Differences and the Difficulties on EPA Negotiations


      Currently, trade agreements between Africa and Europe are conditioned by neoliberal economic policies which give little space for fairer economic growth in Africa. Europe, once again, is imposing its economic and political models on the African regions and claiming free trade in goods, services and investments. Moreover, the neoliberal system fosters competition between countries and jeopardizes the development of many African countries.  

      In spite of the African economic growth in the last decade, the infant African industry is not ready to compete with European companies. Under these circumstances, free trade agreements between Africa and Europe generate job loss and impoverish the population in Africa. At the same time, African countries suffer the pressure of international economic organizations such as the International Monetary Fund (IMF), World Bank and World Trade Organization (WTO) imposing neoliberal rules on developing countries if they want to receive development aid and loans. On the other hand, innovative agreements are being proposed to establish a new economic system as well as new ways of trading between developed and developing countries.

      The Alternative Trade Mandate (ATM) is a network of 50 organizations which aim to change European trade policy so that it works for people and the planet instead of serving the interests of major corporations. ATM proposes an alternative trade policy that increases economic, social and environmental well-being globally and creates justice between countries, social classes and local communities. This new trade system gives priority to people over corporate interests and tries to achieve its objectives by establishing priorities at international, national and community level.

      At international level, every trade agreement should guarantee respect for the Human Rights of those affected by the agreement. The new ‘alternative’ economic agreements are to assure sustainable economic growth and respect for the environment and working conditions by forcing businesses to adhere to socio-economic and environmental rights and standards. International trade agreements must conform to the rules of transparency, and fairness should feature in negotiations between the EU and African regions.

      Within Europe, the EU has the authority to negotiate trade agreements and, once the new agreements are adopted, member states have to adapt their legislation.
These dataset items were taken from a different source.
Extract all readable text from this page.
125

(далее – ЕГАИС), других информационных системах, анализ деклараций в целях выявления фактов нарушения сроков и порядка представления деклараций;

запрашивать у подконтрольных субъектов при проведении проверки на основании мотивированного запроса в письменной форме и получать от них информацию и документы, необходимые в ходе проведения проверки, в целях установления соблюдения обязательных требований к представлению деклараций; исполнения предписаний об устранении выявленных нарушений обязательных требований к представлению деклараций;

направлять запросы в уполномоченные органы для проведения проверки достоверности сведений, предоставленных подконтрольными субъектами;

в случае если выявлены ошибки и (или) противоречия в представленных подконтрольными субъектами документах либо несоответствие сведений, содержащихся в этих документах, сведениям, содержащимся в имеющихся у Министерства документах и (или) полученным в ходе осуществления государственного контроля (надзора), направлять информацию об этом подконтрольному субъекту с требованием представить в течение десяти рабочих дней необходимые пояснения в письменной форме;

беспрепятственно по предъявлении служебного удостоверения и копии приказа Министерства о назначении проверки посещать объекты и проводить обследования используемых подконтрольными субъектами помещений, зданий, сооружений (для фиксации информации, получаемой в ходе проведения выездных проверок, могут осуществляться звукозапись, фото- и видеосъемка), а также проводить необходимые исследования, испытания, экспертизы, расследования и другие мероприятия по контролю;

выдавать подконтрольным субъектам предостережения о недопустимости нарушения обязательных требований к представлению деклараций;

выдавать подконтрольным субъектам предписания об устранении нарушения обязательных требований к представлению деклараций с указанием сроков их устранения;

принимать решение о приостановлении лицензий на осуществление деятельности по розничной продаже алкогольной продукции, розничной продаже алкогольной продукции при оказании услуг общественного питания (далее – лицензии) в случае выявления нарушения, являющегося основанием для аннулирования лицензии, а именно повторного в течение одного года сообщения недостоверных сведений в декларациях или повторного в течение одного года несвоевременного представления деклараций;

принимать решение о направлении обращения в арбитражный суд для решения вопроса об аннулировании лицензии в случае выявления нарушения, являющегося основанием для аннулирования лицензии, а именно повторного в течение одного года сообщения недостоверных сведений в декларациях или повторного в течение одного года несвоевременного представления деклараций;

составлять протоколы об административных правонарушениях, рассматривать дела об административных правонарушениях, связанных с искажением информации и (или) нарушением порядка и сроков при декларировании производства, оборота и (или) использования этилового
The different governments then have to act to enforce economic, social and cultural rights both inside and beyond their borders. The EU member states should also have responsibility for the behaviour of their companies working abroad regarding human and environmental rights.

       EU member states must recognize the right of African people to decide their own trade policies. African governments should be free to establish protection measures for their companies and control of financial regulations in their own countries. The liberalization of the market cannot be imposed by Europe and the rich countries. The well-being of the population must be always at the heart of negotiations.
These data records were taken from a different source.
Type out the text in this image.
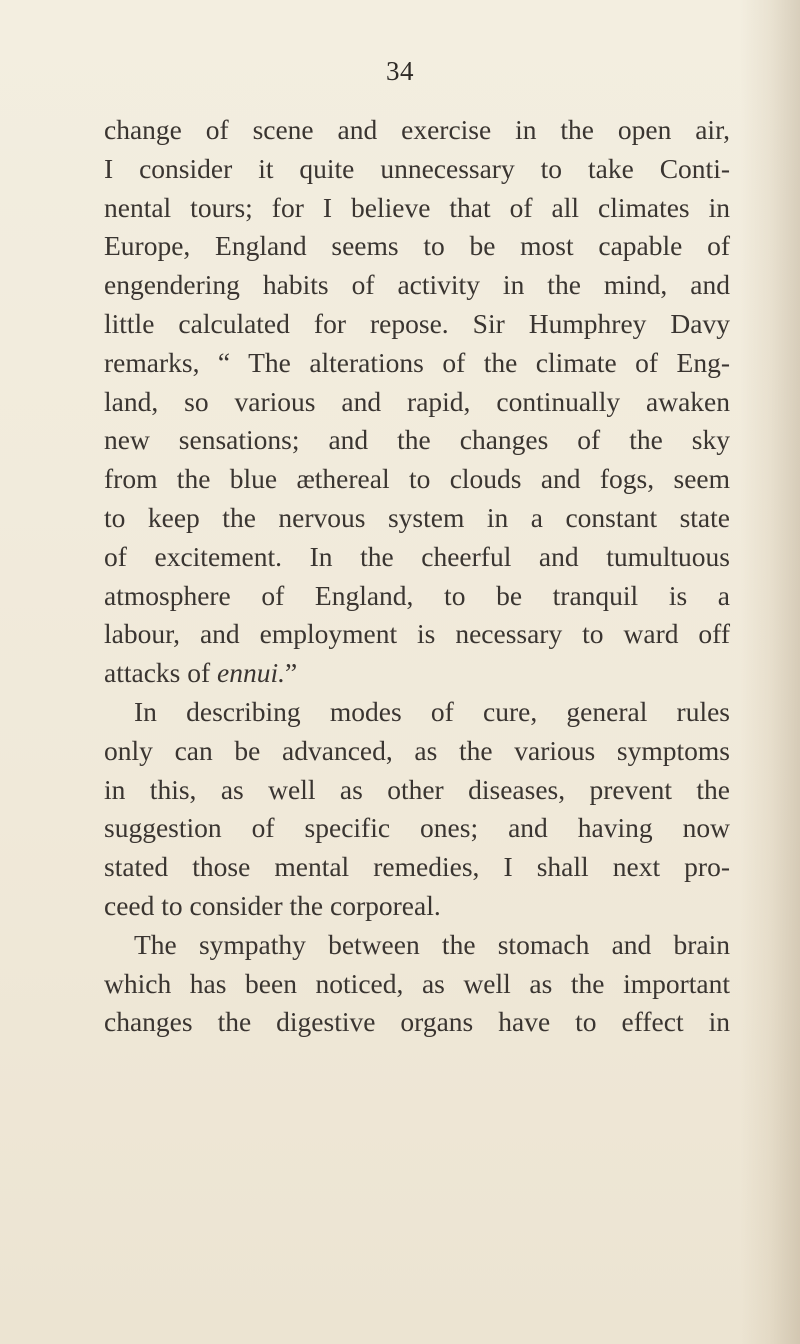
34
change of scene and exercise in the open air,
I consider it quite unnecessary to take Conti-
nental tours; for I believe that of all climates in
Europe, England seems to be most capable of
engendering habits of activity in the mind, and
little calculated for repose. Sir Humphrey Davy
remarks, “ The alterations of the climate of Eng-
land, so various and rapid, continually awaken
new sensations; and the changes of the sky
from the blue æthereal to clouds and fogs, seem
to keep the nervous system in a constant state
of excitement. In the cheerful and tumultuous
atmosphere of England, to be tranquil is a
labour, and employment is necessary to ward off
attacks of ennui.”
In describing modes of cure, general rules
only can be advanced, as the various symptoms
in this, as well as other diseases, prevent the
suggestion of specific ones; and having now
stated those mental remedies, I shall next pro-
ceed to consider the corporeal.
The sympathy between the stomach and brain
which has been noticed, as well as the important
changes the digestive organs have to effect in
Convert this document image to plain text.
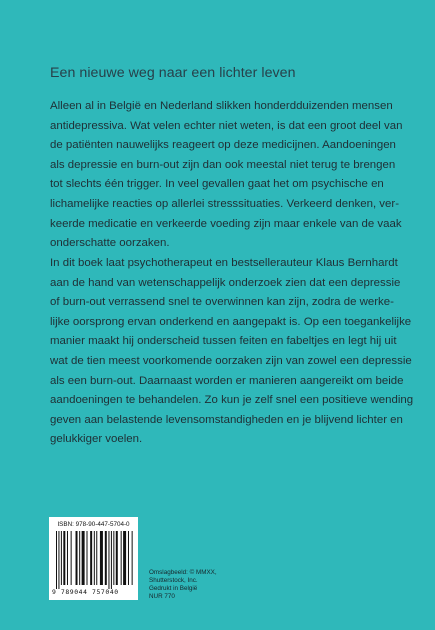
Een nieuwe weg naar een lichter leven

Alleen al in België en Nederland slikken honderdduizenden mensen
antidepressiva. Wat velen echter niet weten, is dat een groot deel van
de patiënten nauwelijks reageert op deze medicijnen. Aandoeningen
als depressie en burn-out zijn dan ook meestal niet terug te brengen
tot slechts één trigger. In veel gevallen gaat het om psychische en
lichamelijke reacties op allerlei stresssituaties. Verkeerd denken, ver-
keerde medicatie en verkeerde voeding zijn maar enkele van de vaak
onderschatte oorzaken.

In dit boek laat psychotherapeut en bestsellerauteur Klaus Bernhardt
aan de hand van wetenschappelijk onderzoek zien dat een depressie
of burn-out verrassend snel te overwinnen kan zijn, zodra de werke-
lijke oorsprong ervan onderkend en aangepakt is. Op een toegankelijke
manier maakt hij onderscheid tussen feiten en fabeltjes en legt hij uit
wat de tien meest voorkomende oorzaken zijn van zowel een depressie
als een burn-out. Daarnaast worden er manieren aangereikt om beide
aandoeningen te behandelen. Zo kun je zelf snel een positieve wending
geven aan belastende levensomstandigheden en je blijvend lichter en
gelukkiger voelen.

ISBN: 978-90-447-5704-0
9 789044 757040
Omslagbeeld: © MMXX,
Shutterstock, Inc.
Gedrukt in België
NUR 770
      African governments have the right to be independent and to solve potential conflicts between corporate interests and population rights that could happen on their territory. In many cases, developed countries impose international tribunals to solve conflicts between national interest and international companies. In many cases, African governments have to renounce their own legislation. African governments should not renounce their own jurisdiction to solve conflicts nor their own sovereignty when deciding on legislation.

      At regional level, trade agreements should respect the interests of local communities and there should be impact studies to protect their environment and domestic products. Commercial agreements should protect the basic needs of the population and guarantee their well-being in areas such as public health, education and labour conditions. African populations have the right to live with dignity and they must be heard and represented in negotiations with other countries; they need to be at the centre of all agreements.
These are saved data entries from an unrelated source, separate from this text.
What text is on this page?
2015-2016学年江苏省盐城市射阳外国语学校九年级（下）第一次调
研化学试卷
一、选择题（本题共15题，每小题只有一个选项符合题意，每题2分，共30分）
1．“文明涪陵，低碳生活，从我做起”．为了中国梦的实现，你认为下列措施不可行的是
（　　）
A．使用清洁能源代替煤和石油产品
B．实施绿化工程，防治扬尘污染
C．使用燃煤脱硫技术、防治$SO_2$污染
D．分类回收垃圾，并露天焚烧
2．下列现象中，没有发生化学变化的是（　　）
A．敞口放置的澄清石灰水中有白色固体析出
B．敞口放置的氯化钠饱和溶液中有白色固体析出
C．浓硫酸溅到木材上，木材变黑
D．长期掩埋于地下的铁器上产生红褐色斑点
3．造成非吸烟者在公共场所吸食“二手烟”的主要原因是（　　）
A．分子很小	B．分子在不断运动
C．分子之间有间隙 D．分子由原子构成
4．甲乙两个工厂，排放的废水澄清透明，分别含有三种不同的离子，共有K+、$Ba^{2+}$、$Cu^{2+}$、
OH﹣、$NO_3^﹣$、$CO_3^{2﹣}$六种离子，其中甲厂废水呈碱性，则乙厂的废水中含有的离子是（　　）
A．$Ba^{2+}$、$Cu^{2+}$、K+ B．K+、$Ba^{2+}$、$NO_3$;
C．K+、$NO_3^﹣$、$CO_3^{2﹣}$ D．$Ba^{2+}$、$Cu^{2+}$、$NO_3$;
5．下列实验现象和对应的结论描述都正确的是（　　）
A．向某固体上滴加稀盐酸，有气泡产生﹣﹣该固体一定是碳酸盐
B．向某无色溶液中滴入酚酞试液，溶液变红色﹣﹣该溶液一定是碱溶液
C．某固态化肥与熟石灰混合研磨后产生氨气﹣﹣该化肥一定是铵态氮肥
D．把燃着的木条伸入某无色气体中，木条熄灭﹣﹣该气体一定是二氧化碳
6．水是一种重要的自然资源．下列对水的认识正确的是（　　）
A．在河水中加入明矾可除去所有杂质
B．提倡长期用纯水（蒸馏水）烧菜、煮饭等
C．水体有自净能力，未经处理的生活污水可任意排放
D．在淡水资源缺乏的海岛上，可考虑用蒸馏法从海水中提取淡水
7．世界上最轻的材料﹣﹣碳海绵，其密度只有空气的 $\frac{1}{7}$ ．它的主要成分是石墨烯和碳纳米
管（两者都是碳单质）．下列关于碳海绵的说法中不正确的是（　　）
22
      The ATM calls for a fair distribution of incomes among workers, producers, distributors and governments. All of them are necessary in the trade chain and their interests must be protected. Economic injustice is perpetrated when there is no fair distribution of profits of transactions.

      While European Union trade agreements strengthen market liberalization, push forward the privatization of public services and impose the interests of transnational companies, the ATM offers a new alternative for trade. These alternative trade agreements would be based on protecting the population from market liberalization, strengthening the voice of local communities, preventing the privatization of public services and defending human rights ahead of any corporate profits. European countries have to make a radical shift in their trade and investment policies to give a new spur of hope to the people of Africa.[1]

[1] For a more democratic vision for European trade policy, take a look at the Alternative Trade Mandate Alliance, an alliance of currently almost 50 civil society groups (including AEFJN).